In the EFET’s opinion the text of the ACER’ guidance “seems to indicate that opportunity costs should be considered alongside short-run marginal costs when assessing an asset owner’s or operator’s marginal costs. This should be stated more explicitly and should not be limited to “energy-limited generation assets” or “capacity-limited generation assets" but should be open to any generation asset.

 

Moreover, the ACER’s reference to the specificities of different timeframes and types of market places should, according to the EFET, be also expanded to include both an energy-only market and a combination of a capacity and energy market, as the ACER’s guidance should apply consistently to both of these types of market mechanisms.

 

EFET in the above document of 31 January 2020 refers to and supports the following principles laid out by the German regulators BKartA and BNetzA in their joint guideline concerning price spikes and their appropriateness (Leitfaden für die kartellrechtliche und energiegroßhandelsrechtliche Missbrauchsaufsicht im Bereich Stromerzeugung/-großhandel – Preisspitzen und ihre Zulässigkeit, Bundeskartellamt, Bundesnetzagentur):

 

1. price spikes based on free, competitive price formation (the interplay of supply and demand) are permissible;

 

2. there exists no general obligation under REMIT to offer power plants at certain prices to certain market segments, hence:

 

- optimising a portfolio of assets across timeframes should be seen as a legitimate commercial strategy,

 

- not bidding in the forward or day-ahead markets in expectation of higher returns in the intraday or balancing markets cannot be seen automatically as capacity withholding,

 

- speculation about higher prices in day-ahead and/ or intra-day markets does not constitute market manipulation.

 

Panagiotis Tsangaris in the publication “Capacity Withdrawals in the Electricity Wholesale Market, Between Competition Law and Regulation” (p. 18 - 21) analyses reasons where base load power plants should be allowed to price at a higher level than their marginal costs so as to get some contribution to their fixed costs:

„In the case of economic withdrawal, the starting point is the marginal cost pricing. As was discussed above, the wholesale price of electricity should be equal to the short-run marginal cost of the power plant which produces the last unit of electricity required to meet demand. One could expect that any pricing above the short-run marginal cost of the marginal power plant could, in principle, be considered excessive. This, however, is not the case, since there may be legitimate reasons for generators to offer electricity from their plants also at price levels other than short-run marginal cost.
To begin with, there is a ‘specific situation’ with regard to the peak power plants which are located on the far right of the merit order curve.
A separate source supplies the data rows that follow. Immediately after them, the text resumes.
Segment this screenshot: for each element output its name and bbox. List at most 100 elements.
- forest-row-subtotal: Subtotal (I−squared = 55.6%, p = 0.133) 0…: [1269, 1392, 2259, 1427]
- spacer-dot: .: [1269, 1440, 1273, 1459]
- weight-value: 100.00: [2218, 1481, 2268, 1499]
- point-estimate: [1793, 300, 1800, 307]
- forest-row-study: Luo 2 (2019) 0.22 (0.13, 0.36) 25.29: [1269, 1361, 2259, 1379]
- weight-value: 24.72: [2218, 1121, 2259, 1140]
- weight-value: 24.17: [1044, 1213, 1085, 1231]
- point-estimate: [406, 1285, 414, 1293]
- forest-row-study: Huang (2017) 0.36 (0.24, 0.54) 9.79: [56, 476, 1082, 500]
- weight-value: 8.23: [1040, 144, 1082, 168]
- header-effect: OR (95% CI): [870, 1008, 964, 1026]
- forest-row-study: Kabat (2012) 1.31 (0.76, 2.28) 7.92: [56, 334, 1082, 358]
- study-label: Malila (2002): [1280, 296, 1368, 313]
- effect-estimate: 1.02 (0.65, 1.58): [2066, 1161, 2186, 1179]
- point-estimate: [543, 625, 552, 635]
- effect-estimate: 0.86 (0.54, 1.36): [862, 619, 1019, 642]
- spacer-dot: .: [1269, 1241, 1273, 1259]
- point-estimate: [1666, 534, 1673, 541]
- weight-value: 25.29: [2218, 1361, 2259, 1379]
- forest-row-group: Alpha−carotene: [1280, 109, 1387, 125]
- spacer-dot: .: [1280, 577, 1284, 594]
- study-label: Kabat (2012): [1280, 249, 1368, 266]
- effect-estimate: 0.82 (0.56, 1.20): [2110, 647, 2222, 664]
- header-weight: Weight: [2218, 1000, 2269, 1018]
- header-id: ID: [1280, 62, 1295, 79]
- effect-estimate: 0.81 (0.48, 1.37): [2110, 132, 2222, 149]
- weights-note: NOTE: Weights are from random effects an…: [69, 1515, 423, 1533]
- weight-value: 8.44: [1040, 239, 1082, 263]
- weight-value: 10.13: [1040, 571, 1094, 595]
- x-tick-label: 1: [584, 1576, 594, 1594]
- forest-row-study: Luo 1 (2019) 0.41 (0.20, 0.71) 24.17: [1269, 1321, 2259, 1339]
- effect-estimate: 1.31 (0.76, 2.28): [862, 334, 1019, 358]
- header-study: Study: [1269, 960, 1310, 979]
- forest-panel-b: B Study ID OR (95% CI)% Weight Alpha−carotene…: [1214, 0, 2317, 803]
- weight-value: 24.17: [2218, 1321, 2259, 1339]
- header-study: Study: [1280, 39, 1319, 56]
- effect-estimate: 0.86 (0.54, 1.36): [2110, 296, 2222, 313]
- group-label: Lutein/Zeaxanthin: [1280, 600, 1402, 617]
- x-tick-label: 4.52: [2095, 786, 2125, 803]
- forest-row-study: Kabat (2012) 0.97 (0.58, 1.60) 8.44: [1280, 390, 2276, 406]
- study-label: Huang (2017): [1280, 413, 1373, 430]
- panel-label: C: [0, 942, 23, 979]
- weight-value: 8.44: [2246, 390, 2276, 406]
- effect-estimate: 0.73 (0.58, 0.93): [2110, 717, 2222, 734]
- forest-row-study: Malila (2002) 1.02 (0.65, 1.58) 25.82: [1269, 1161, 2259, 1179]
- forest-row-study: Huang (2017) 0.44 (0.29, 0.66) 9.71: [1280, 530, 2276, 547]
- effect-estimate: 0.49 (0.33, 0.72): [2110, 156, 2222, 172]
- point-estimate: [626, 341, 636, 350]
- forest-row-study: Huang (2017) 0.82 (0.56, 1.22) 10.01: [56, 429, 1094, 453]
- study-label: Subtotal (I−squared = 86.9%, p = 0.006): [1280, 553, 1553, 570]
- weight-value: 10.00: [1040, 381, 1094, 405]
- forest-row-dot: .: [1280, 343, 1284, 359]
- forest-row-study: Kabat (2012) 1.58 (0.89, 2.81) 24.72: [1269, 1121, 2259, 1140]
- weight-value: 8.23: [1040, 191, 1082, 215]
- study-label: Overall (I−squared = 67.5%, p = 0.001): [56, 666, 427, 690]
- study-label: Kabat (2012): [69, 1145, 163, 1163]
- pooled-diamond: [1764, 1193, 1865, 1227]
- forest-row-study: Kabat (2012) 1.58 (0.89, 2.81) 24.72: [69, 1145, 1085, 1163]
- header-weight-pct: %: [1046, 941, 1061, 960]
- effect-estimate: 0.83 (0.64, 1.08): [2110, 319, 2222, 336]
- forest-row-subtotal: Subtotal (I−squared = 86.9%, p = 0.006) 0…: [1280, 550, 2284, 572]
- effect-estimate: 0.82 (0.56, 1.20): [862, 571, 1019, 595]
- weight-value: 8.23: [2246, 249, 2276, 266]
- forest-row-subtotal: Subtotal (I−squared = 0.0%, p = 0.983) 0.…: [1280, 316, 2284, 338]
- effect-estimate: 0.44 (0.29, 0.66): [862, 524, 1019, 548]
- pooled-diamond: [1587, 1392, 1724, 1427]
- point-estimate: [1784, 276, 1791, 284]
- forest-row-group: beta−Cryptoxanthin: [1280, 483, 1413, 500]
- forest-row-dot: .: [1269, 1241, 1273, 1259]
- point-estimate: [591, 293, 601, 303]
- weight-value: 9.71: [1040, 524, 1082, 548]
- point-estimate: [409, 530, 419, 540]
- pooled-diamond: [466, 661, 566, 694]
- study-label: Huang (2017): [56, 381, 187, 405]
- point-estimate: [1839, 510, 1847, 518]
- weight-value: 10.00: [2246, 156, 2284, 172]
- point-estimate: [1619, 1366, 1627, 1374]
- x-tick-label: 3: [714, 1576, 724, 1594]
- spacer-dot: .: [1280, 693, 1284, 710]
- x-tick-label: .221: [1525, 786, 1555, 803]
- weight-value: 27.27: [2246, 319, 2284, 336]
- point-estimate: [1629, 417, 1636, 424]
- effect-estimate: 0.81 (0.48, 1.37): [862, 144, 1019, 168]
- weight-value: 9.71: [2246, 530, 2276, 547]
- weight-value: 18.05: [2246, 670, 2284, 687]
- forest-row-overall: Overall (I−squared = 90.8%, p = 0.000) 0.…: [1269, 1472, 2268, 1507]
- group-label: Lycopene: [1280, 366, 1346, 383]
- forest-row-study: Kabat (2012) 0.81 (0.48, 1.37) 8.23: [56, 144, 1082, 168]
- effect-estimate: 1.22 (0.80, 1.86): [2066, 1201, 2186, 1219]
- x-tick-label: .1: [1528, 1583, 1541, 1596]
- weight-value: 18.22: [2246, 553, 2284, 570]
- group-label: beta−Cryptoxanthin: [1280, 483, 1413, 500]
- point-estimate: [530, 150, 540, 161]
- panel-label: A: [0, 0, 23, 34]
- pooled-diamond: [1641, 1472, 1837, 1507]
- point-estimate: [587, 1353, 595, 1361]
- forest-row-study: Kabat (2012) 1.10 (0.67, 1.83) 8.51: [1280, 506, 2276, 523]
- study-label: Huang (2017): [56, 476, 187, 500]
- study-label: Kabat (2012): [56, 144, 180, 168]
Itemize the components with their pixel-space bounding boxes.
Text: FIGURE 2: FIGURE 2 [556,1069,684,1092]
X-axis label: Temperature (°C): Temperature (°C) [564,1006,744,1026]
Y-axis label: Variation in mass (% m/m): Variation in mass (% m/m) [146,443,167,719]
The peak load plants, as has been described above, have lower fixed costs but higher variable costs than the base load plants. Therefore, the latter, which have higher fixed costs but lower variable costs than the former, rely on the price set by the former to amortise their fixed costs. The peak plants located on the far right of the merit order curve, however, do not get contributions to their fixed costs since there are no more expensive power plants to set a market price which will be higher than their marginal costs.

In addition, these plants operate only during a limited number of hours during which they are able to amortise their fixed costs. Therefore, they should not be expected to offer electricity at a price strictly based on their marginal costs but should be allowed to price at a higher level than their marginal costs so as to get some contribution to their fixed costs”.


Given the complexity of the case further regulatory guidance inevitably is necessary.